From Redwood Falls to the Iowa border, southern Minnesota communities were inundated with rainfall earlier this week after an already wet June. On Tuesday, parts of Murray County got 8 to 10 inches of rain — double the amount that typically falls the entire month of July.
That's left rivers and lakes swollen, causing overland flooding that's closed township roads, drowned farm fields and displaced some homeowners. Other residents are busy cleaning out basements filled with water or raw sewage. And local tourism has taken a hit in places like Walnut Grove, where the Laura Ingalls Wilder Museum said it has lost a quarter of its revenue because of the loss in visitors and having to postpone this week's annual pageant.

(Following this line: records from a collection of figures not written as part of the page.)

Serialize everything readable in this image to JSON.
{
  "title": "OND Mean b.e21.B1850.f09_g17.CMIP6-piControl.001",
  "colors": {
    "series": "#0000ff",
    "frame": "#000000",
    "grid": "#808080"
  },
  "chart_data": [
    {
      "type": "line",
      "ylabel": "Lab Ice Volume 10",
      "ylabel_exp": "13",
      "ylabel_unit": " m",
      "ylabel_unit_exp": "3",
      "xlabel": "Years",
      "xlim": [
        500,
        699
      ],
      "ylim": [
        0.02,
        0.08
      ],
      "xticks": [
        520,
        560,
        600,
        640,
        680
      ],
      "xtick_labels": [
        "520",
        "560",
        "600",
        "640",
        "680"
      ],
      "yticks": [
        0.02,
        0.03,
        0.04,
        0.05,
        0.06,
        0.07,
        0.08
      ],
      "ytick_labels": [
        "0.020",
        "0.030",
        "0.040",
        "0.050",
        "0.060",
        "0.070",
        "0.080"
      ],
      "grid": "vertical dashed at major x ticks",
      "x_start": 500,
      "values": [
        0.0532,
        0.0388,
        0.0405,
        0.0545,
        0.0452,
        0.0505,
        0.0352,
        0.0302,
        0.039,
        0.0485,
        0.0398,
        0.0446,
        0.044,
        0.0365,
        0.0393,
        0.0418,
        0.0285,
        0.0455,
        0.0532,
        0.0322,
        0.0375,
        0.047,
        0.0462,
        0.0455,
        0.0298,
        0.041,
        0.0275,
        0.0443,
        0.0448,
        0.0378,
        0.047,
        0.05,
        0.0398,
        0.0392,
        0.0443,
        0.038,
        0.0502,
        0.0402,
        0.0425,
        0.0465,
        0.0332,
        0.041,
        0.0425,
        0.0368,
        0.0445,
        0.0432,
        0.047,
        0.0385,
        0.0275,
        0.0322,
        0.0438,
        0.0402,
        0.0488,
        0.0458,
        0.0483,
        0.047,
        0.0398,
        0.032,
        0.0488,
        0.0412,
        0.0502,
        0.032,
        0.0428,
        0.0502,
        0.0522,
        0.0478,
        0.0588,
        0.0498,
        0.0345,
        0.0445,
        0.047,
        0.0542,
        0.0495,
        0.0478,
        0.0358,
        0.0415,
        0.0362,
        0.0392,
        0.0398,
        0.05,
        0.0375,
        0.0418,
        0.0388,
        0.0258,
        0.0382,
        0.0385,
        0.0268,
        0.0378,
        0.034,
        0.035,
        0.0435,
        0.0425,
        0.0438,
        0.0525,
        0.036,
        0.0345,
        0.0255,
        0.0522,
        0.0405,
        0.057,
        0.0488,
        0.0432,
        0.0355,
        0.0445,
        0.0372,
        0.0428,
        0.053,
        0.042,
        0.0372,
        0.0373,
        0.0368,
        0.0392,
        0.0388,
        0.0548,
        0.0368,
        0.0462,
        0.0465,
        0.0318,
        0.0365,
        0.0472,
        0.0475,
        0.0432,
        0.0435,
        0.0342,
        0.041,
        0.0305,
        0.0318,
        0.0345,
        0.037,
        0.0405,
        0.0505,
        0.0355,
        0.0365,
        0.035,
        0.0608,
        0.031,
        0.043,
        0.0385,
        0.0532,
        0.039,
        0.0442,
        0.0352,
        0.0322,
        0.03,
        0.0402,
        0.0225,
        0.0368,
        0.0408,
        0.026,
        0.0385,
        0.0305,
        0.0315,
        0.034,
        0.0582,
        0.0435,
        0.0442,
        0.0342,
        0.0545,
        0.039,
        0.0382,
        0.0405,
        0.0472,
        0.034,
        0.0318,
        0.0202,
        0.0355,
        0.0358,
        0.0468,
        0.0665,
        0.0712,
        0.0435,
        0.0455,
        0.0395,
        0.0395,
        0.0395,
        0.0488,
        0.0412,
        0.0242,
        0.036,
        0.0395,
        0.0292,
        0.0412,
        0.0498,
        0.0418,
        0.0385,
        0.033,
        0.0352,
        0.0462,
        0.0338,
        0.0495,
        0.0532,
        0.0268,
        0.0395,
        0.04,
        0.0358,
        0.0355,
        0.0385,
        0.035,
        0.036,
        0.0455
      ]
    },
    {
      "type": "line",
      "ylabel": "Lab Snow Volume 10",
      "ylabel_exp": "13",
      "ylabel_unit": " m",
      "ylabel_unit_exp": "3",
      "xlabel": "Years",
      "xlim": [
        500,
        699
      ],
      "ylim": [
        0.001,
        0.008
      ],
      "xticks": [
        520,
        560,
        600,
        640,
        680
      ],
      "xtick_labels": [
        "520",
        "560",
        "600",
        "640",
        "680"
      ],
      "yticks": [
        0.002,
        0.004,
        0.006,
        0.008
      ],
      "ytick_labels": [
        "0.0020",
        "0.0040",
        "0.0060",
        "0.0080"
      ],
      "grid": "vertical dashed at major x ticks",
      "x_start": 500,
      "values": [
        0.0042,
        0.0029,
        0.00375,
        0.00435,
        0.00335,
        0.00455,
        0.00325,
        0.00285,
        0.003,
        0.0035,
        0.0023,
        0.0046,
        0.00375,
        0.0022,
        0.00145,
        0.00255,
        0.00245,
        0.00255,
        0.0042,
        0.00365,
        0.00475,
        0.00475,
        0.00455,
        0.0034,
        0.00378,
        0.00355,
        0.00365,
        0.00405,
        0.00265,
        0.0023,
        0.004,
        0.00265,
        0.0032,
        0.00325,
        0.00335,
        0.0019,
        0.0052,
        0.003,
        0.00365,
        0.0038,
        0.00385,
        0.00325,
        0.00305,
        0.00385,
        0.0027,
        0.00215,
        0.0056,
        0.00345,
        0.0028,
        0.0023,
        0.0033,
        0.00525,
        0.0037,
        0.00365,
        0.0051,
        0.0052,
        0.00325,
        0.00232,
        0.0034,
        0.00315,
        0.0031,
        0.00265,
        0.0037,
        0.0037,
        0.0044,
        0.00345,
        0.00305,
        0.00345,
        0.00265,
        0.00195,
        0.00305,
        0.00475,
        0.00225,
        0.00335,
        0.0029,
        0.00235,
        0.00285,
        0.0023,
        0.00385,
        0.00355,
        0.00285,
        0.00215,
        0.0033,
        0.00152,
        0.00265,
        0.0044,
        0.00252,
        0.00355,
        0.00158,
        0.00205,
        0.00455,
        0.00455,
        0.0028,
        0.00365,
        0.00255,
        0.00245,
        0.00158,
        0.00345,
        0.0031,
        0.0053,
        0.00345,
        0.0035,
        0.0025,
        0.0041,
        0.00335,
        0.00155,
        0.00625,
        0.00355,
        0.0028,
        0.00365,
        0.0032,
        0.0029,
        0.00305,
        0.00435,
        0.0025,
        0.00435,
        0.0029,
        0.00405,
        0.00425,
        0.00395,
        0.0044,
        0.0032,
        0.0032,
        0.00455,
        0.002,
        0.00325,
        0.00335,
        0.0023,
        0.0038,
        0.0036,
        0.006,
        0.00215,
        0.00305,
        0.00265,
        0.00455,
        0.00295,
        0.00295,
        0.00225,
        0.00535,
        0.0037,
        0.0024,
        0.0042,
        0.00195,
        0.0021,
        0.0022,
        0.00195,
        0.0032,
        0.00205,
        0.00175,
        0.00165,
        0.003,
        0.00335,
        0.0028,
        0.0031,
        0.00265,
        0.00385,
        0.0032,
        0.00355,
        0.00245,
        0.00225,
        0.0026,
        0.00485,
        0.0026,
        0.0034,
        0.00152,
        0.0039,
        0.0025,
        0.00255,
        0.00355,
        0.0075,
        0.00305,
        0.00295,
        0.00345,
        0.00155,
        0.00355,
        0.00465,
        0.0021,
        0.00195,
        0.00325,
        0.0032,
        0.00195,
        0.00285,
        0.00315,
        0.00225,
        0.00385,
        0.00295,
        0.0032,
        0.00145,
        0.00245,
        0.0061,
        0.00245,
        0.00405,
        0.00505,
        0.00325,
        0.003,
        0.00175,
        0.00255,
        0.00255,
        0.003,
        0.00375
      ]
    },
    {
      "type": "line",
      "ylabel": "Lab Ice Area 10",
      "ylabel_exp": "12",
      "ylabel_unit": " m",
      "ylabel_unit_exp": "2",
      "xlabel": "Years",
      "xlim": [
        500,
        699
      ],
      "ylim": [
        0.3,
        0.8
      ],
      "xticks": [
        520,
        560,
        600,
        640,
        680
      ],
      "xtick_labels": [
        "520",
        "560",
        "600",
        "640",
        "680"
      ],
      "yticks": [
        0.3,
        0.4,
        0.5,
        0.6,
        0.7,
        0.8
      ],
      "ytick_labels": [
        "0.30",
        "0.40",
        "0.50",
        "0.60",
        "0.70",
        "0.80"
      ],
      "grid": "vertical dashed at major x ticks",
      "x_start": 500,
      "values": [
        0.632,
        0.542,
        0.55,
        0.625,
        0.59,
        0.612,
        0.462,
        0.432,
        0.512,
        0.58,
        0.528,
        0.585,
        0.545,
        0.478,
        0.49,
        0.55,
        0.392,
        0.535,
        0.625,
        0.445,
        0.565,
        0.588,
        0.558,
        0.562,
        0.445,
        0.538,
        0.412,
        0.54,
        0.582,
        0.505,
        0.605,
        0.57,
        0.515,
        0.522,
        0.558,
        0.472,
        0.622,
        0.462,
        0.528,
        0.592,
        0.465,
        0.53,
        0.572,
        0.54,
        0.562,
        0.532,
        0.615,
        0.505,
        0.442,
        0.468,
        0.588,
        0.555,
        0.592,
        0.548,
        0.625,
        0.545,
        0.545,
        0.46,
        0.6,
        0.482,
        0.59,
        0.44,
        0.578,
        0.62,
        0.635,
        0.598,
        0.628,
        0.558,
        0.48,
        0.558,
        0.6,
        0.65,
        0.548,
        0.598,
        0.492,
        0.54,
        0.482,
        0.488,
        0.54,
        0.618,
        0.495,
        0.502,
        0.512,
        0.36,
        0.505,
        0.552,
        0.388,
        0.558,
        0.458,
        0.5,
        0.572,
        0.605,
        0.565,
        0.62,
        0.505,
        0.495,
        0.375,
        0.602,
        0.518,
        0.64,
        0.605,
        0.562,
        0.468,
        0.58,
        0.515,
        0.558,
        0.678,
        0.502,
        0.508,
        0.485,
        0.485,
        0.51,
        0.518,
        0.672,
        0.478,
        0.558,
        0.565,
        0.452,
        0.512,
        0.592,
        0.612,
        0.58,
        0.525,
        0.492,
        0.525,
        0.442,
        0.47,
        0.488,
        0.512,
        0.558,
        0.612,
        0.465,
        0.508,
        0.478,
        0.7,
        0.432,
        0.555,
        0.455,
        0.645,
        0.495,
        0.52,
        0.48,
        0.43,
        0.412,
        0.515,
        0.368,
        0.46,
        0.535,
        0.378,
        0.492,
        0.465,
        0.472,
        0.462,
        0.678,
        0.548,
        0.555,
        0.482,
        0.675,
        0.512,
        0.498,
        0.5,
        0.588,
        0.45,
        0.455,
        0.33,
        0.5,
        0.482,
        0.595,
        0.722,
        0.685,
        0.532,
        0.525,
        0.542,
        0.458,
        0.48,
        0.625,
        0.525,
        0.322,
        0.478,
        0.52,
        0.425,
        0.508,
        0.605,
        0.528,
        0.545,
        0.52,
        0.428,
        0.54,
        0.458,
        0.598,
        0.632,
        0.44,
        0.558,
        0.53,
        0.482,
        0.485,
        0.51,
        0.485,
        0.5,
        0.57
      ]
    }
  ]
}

"Hopefully this is a once in a lifetime event," said Luke Radke of Currie, as Dayton and Smith examined flooding caused by the Des Moines River as it flowed across County Road 38 and into nearby fields. "This river is swallowing it up."
It could be a week before damage costs are totaled by counties and the state. Joe Kelly, the director of the state's Homeland Security and Emergency Management, said state and FEMA officials will return to the area in up to two weeks to assess damage.
To be sure, there were many farm fields and towns that escaped major damage. And no injuries or deaths have been reported across Minnesota from the recent storms.
But in Currie, about 30 miles south of Marshall, people like Jeb Malone are tallying up the acres of dead crops. The first-time farmer said he lost 55 of his 160 acres of cornfields.